Second paragraph of third chapter:

There had been, indeed, a critical, anxious moment, emphasized by the agitation of bright feminine plumes and the shifting of masculine backs into the corners of the pews. None got so far as to define to themselves why there should be an apparent incompatibility between ruggedness and orthodoxy—but there were some who hoped and more who feared. Luther had been orthodox once, Savonarola also: in appearance neither was more canonical than the new rector.

Winston Churchill was a well-known American writer who happened to have the same name as a well-known British politician, three years younger than him. Back in 1913 and 1914, this novel was the best-selling book of the year in the USA, and I acquired it for the centenary in 2014, but have only now got around to reading it. (I should add that the British politician did in fact himself write one novel, and won the Nobel Prize for Literature.)

The Inside of the Cup is the story of a clergyman who is hired to service the upper classes of a city that is probably St Louis, and comes to the realisation that to really implement Christianity he is going to have to comfort the afflicted and afflict the comfortable. The title comes from Jesus' admonition to the Pharisees in Matthew's Gospel:

"Woe to you, teachers of the law and Pharisees, you hypocrites! You clean the outside of the cup and dish, but inside they are full of greed and self-indulgence. Οὐαὶ ὑμῖν, γραμματεῖς καὶ Φαρισαῖοι ὑποκριταί, ὅτι καθαρίζετε τὸ ἔξωθεν τοῦ ποτηρίου καὶ τῆς παροψίδος, ἔσωθεν δὲ γέμουσιν ἐξ ἁρπαγῆς καὶ ἀκρασίας.

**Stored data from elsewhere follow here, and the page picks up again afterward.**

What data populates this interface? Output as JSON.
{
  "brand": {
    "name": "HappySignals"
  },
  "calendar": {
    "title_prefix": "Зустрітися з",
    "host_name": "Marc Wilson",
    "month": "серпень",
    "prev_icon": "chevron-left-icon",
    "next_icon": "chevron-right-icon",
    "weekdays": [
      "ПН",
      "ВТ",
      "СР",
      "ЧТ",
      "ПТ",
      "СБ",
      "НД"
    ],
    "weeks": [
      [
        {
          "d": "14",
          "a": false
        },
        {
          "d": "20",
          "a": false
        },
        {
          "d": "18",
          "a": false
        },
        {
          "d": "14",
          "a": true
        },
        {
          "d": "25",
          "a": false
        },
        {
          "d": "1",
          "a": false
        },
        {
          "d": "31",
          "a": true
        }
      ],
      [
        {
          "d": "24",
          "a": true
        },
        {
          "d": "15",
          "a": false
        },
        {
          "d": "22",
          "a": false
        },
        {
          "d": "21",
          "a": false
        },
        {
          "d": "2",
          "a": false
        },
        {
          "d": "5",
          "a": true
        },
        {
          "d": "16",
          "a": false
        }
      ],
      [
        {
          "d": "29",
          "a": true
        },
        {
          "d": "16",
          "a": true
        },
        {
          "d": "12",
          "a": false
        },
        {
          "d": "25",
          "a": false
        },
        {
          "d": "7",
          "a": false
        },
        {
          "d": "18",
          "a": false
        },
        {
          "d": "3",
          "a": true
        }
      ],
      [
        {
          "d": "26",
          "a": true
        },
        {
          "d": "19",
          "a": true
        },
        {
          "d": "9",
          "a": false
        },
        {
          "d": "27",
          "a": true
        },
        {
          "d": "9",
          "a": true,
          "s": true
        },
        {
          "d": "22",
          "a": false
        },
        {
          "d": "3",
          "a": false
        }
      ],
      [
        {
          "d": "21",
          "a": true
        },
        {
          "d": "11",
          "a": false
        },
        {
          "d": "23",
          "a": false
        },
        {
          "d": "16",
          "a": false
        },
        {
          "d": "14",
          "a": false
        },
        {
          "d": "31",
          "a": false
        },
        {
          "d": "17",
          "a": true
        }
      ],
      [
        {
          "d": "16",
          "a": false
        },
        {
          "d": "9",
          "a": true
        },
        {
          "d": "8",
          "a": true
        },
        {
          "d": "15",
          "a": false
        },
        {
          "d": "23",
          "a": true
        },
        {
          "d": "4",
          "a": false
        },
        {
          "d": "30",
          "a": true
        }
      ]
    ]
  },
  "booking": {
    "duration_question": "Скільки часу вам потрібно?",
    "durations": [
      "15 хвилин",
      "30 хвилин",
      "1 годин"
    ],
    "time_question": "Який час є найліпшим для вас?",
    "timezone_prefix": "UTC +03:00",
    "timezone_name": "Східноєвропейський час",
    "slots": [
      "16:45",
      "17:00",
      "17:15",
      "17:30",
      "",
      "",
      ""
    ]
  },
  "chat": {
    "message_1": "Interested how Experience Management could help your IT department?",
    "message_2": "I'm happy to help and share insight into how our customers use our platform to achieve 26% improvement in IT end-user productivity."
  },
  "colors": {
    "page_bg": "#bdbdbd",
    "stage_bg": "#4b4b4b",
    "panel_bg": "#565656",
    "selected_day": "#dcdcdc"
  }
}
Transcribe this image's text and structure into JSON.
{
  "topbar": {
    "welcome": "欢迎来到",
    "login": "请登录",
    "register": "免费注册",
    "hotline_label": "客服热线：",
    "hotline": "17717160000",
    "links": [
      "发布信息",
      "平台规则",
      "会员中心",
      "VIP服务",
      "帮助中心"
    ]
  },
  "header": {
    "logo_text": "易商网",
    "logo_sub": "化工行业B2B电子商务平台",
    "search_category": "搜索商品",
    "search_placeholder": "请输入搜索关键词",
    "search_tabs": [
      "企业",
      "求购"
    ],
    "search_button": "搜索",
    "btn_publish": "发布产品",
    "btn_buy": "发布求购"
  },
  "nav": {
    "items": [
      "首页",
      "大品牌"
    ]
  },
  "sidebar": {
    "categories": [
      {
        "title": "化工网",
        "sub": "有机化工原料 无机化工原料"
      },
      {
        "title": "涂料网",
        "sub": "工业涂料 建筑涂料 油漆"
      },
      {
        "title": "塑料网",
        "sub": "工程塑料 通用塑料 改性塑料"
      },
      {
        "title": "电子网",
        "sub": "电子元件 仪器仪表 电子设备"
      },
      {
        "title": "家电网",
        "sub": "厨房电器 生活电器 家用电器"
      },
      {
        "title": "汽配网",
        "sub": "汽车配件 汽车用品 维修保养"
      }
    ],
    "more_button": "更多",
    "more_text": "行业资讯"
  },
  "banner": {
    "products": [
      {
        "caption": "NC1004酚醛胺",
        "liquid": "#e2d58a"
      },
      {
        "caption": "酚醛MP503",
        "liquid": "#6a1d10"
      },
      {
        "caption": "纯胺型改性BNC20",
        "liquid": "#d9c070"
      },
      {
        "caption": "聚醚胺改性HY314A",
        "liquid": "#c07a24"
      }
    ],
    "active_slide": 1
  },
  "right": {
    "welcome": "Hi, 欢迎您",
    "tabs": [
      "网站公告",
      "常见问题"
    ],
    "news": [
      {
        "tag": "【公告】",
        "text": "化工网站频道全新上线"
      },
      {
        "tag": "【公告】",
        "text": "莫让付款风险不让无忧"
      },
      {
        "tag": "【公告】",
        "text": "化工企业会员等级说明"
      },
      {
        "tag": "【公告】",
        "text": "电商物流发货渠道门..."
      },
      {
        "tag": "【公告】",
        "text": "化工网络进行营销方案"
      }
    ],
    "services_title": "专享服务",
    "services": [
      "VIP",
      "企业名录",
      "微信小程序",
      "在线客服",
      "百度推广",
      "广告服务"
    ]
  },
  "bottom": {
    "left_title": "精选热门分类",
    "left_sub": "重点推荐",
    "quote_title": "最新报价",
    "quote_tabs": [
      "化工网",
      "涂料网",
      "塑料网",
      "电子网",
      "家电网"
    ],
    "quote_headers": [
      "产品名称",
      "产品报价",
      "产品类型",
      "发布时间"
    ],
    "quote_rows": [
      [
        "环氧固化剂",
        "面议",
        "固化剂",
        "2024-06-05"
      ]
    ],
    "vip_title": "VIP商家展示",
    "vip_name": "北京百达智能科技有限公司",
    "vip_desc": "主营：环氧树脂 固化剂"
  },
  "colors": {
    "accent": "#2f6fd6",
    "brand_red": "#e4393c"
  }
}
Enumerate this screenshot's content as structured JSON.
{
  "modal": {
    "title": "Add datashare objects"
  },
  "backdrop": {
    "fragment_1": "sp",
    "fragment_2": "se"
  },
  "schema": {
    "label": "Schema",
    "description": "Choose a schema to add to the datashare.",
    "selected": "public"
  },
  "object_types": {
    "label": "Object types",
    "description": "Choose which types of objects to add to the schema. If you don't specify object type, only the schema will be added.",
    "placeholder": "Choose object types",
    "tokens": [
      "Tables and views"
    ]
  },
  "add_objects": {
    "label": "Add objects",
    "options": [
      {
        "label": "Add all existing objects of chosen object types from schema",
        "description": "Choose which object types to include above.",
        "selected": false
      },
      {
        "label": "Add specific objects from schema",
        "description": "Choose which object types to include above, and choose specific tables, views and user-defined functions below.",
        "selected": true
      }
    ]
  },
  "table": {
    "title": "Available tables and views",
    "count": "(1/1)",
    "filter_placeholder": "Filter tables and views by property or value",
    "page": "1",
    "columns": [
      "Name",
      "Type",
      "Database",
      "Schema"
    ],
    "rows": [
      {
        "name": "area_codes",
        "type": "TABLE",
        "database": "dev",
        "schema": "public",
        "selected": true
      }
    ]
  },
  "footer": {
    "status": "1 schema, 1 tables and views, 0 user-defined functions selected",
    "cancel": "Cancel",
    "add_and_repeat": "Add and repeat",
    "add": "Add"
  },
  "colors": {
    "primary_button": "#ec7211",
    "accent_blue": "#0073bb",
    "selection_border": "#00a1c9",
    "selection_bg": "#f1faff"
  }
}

You know what way it's going to go as soon as the richest parishioner's estranged and nobly minded daughter hoves into view. The scandalous bit of the book, which frankly is rather boring now, is that the protagonist decides that believing in the virgin birth etc is not as important as Doing Good. It's awfully over-written and seems to go on for a very long time. Still, I think I'd like to visit St Louis some time on the basis of this. You can get it here.

This was both the non-genre work that had been on my shelves unread for the longest, and also the top unread book that I acquired in 2014. Next on those piles respectively are The Prisoner of Brenda, by Colin Bateman, and Palimpsest, by Charles Stross.